Alexander Ludwig, left, Jim Caviezel and Danny Ladouceur star in high school football film 'When the Game Stands Tall.' (Sony Pictures Entertainment / Tracy Bennett)
“When the Game Stands Tall” is a solid, if unsurprising and uninspiring, melodrama built around high school football, faith-based, but “Friday Night Lite.”
It’s the latest of that peculiar sub-genre of sports films where filmmakers bend over backwards to make a perennial powerhouse football factory look like an underdog.
“When the Game” varies the formula by being faith-based, about a pious coach (Jim Caviezel) who talks about building character as much as he worries about blocking schemes.
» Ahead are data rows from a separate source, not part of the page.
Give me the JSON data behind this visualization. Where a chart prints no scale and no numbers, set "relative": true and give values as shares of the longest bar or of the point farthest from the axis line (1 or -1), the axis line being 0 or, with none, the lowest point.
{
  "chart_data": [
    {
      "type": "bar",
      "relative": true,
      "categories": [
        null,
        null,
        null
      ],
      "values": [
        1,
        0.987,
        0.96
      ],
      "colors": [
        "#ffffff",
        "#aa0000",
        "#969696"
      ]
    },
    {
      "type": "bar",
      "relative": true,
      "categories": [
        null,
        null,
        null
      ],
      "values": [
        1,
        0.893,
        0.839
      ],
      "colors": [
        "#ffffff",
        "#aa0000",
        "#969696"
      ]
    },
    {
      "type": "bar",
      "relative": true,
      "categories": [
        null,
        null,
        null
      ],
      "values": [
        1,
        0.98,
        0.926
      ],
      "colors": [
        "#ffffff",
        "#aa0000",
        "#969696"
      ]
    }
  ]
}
Coach Bob Ladouceur lectures his De La Salle Spartans about “love,” setting high standards, making “a perfect effort, from the snap to the whistle” on each play. They share “commitment cards,” pledging the extra strength training, the extra practice and high goals they want to achieve as a team.
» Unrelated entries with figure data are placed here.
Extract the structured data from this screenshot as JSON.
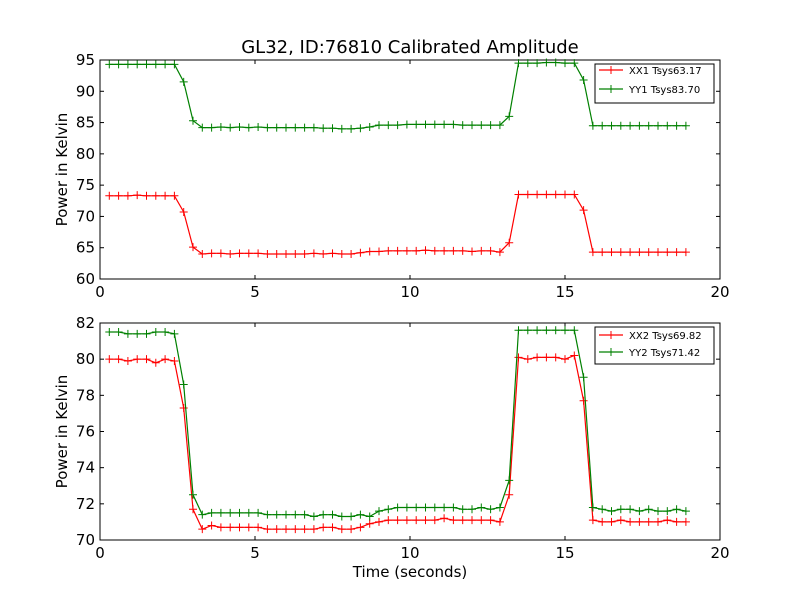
{
  "figure": {
    "title": "GL32, ID:76810 Calibrated Amplitude",
    "xlabel": "Time (seconds)"
  },
  "chart_data": [
    {
      "type": "line",
      "title": "GL32, ID:76810 Calibrated Amplitude",
      "xlabel": "",
      "ylabel": "Power in Kelvin",
      "xlim": [
        0,
        20
      ],
      "ylim": [
        60,
        95
      ],
      "xticks": [
        0,
        5,
        10,
        15,
        20
      ],
      "yticks": [
        60,
        65,
        70,
        75,
        80,
        85,
        90,
        95
      ],
      "grid": false,
      "legend": "top-right",
      "x": [
        0.3,
        0.6,
        0.9,
        1.2,
        1.5,
        1.8,
        2.1,
        2.4,
        2.7,
        3.0,
        3.3,
        3.6,
        3.9,
        4.2,
        4.5,
        4.8,
        5.1,
        5.4,
        5.7,
        6.0,
        6.3,
        6.6,
        6.9,
        7.2,
        7.5,
        7.8,
        8.1,
        8.4,
        8.7,
        9.0,
        9.3,
        9.6,
        9.9,
        10.2,
        10.5,
        10.8,
        11.1,
        11.4,
        11.7,
        12.0,
        12.3,
        12.6,
        12.9,
        13.2,
        13.5,
        13.8,
        14.1,
        14.4,
        14.7,
        15.0,
        15.3,
        15.6,
        15.9,
        16.2,
        16.5,
        16.8,
        17.1,
        17.4,
        17.7,
        18.0,
        18.3,
        18.6,
        18.9
      ],
      "series": [
        {
          "name": "XX1 Tsys63.17",
          "color": "#ff0000",
          "values": [
            73.3,
            73.3,
            73.3,
            73.4,
            73.3,
            73.3,
            73.3,
            73.3,
            70.7,
            65.1,
            64.0,
            64.1,
            64.1,
            64.0,
            64.1,
            64.1,
            64.1,
            64.0,
            64.0,
            64.0,
            64.0,
            64.0,
            64.1,
            64.0,
            64.1,
            64.0,
            64.0,
            64.2,
            64.4,
            64.4,
            64.5,
            64.5,
            64.5,
            64.5,
            64.6,
            64.5,
            64.5,
            64.5,
            64.5,
            64.4,
            64.5,
            64.5,
            64.3,
            65.8,
            73.5,
            73.5,
            73.5,
            73.5,
            73.5,
            73.5,
            73.5,
            71.0,
            64.3,
            64.3,
            64.3,
            64.3,
            64.3,
            64.3,
            64.3,
            64.3,
            64.3,
            64.3,
            64.3
          ]
        },
        {
          "name": "YY1 Tsys83.70",
          "color": "#008000",
          "values": [
            94.3,
            94.3,
            94.3,
            94.3,
            94.3,
            94.3,
            94.3,
            94.3,
            91.5,
            85.3,
            84.2,
            84.2,
            84.3,
            84.2,
            84.3,
            84.2,
            84.3,
            84.2,
            84.2,
            84.2,
            84.2,
            84.2,
            84.2,
            84.1,
            84.1,
            84.0,
            84.0,
            84.1,
            84.3,
            84.6,
            84.6,
            84.6,
            84.7,
            84.7,
            84.7,
            84.7,
            84.7,
            84.7,
            84.6,
            84.6,
            84.6,
            84.6,
            84.6,
            86.0,
            94.5,
            94.5,
            94.5,
            94.6,
            94.6,
            94.5,
            94.5,
            91.8,
            84.5,
            84.5,
            84.5,
            84.5,
            84.5,
            84.5,
            84.5,
            84.5,
            84.5,
            84.5,
            84.5
          ]
        }
      ]
    },
    {
      "type": "line",
      "title": "",
      "xlabel": "Time (seconds)",
      "ylabel": "Power in Kelvin",
      "xlim": [
        0,
        20
      ],
      "ylim": [
        70,
        82
      ],
      "xticks": [
        0,
        5,
        10,
        15,
        20
      ],
      "yticks": [
        70,
        72,
        74,
        76,
        78,
        80,
        82
      ],
      "grid": false,
      "legend": "top-right",
      "x": [
        0.3,
        0.6,
        0.9,
        1.2,
        1.5,
        1.8,
        2.1,
        2.4,
        2.7,
        3.0,
        3.3,
        3.6,
        3.9,
        4.2,
        4.5,
        4.8,
        5.1,
        5.4,
        5.7,
        6.0,
        6.3,
        6.6,
        6.9,
        7.2,
        7.5,
        7.8,
        8.1,
        8.4,
        8.7,
        9.0,
        9.3,
        9.6,
        9.9,
        10.2,
        10.5,
        10.8,
        11.1,
        11.4,
        11.7,
        12.0,
        12.3,
        12.6,
        12.9,
        13.2,
        13.5,
        13.8,
        14.1,
        14.4,
        14.7,
        15.0,
        15.3,
        15.6,
        15.9,
        16.2,
        16.5,
        16.8,
        17.1,
        17.4,
        17.7,
        18.0,
        18.3,
        18.6,
        18.9
      ],
      "series": [
        {
          "name": "XX2 Tsys69.82",
          "color": "#ff0000",
          "values": [
            80.0,
            80.0,
            79.9,
            80.0,
            80.0,
            79.8,
            80.0,
            79.9,
            77.3,
            71.7,
            70.6,
            70.8,
            70.7,
            70.7,
            70.7,
            70.7,
            70.7,
            70.6,
            70.6,
            70.6,
            70.6,
            70.6,
            70.6,
            70.7,
            70.7,
            70.6,
            70.6,
            70.7,
            70.9,
            71.0,
            71.1,
            71.1,
            71.1,
            71.1,
            71.1,
            71.1,
            71.2,
            71.1,
            71.1,
            71.1,
            71.1,
            71.1,
            71.0,
            72.5,
            80.1,
            80.0,
            80.1,
            80.1,
            80.1,
            80.0,
            80.2,
            77.7,
            71.1,
            71.0,
            71.0,
            71.1,
            71.0,
            71.0,
            71.0,
            71.0,
            71.1,
            71.0,
            71.0
          ]
        },
        {
          "name": "YY2 Tsys71.42",
          "color": "#008000",
          "values": [
            81.5,
            81.5,
            81.4,
            81.4,
            81.4,
            81.5,
            81.5,
            81.4,
            78.6,
            72.5,
            71.4,
            71.5,
            71.5,
            71.5,
            71.5,
            71.5,
            71.5,
            71.4,
            71.4,
            71.4,
            71.4,
            71.4,
            71.3,
            71.4,
            71.4,
            71.3,
            71.3,
            71.4,
            71.3,
            71.6,
            71.7,
            71.8,
            71.8,
            71.8,
            71.8,
            71.8,
            71.8,
            71.8,
            71.7,
            71.7,
            71.8,
            71.7,
            71.8,
            73.3,
            81.6,
            81.6,
            81.6,
            81.6,
            81.6,
            81.6,
            81.6,
            79.0,
            71.8,
            71.7,
            71.6,
            71.7,
            71.7,
            71.6,
            71.7,
            71.6,
            71.6,
            71.7,
            71.6
          ]
        }
      ]
    }
  ]
}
They stand up at the end of team meetings and talk about their feelings. They hold each other accountable, and hold hands, symbolically, as they enter the field. Something worked, because this Concord, Calif., school won 151 games in a row at one point.
“When the Game Stands Tall” is about the tests they face when that streak is broken.
The melodramatic stuff in this “true story” involves players dedicating games to this dying granddad or that sickly mother, the seniors who have to decide whether to stick together and attend the same college, or find their own way out of Richmond, Calif.
Director Thomas Carter, who did the high school hoops drama “Coach Carter,” covers many of the same bases here, but loses the thread and never really gets at the idea, pushed by Ladouceur’s wife, that he’s focused too much on the game and not on his family.
And for all the naked manipulation of the music and the story that builds toward an only slightly unexpected climax, “When the Game Stands Tall” never delivers that lump in the throat that a “Rudy” or “Friday Night Lights” managed.
It’s as if everybody involved knows how less fulfilling it is to root for the favorites and not the underdogs.